The glow from the blue vats caught the shadows of all the wrinkles and cracks on her face, turning her into the scariest being I’ve ever encountered in Mother Core Online. There should be a law against Mardukryon’s smiling.
Would you look at that? Both of Bawu’s personalities were mad!
One was just easier to talk to than the other.
“I’m sure they’d rather not have a gift—” I began to say. Bawu stared at me with her four raving eyes about to bulge out of her head. Was her alter ego going to come out? “—because they visited you out of the goodness of their heart,” I quickly clarified. “They wouldn’t want any gift in return out of, um, politeness. Yes, politeness.”
Her gentle demeanor returned. “But they already have their gifts,” she explained as if I were a child. Indeed, I was a youngling to her. “I can’t take that back now. Look how much they enjoy it.”
I wasn’t sure if that meant the guards were at the point of no return or if she didn’t want to release them.
“That reminds me,” she said. “I haven’t given you a reward for delivering my sister’s letter to me.”

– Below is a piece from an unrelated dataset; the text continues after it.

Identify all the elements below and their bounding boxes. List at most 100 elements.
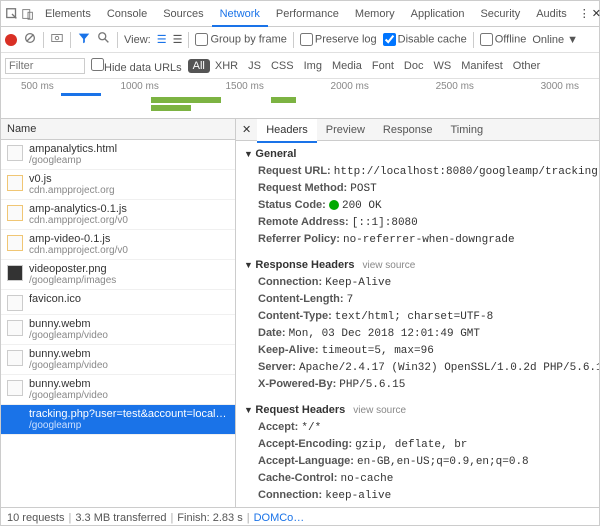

“If my reward is like them, then I’d rather—uh, I mean, my happiness from connecting two sisters is more than enough reward.” How could I escape from this situation?
It might not be a bright idea to reveal my Ancestral Flame Arts—she’d put me in a vat. That must be the reason for her sister’s warning, and it was a good one. I needed to do something first to ensure I wouldn’t become a test subject. As with Healer Gula, how about I do small favors for Bawu?
“Potion Brewer Bawu, maybe we should do something about your escaped experiments? I can help because I’m such an eager and hardworking youngling that doesn’t want to rest in a vat.”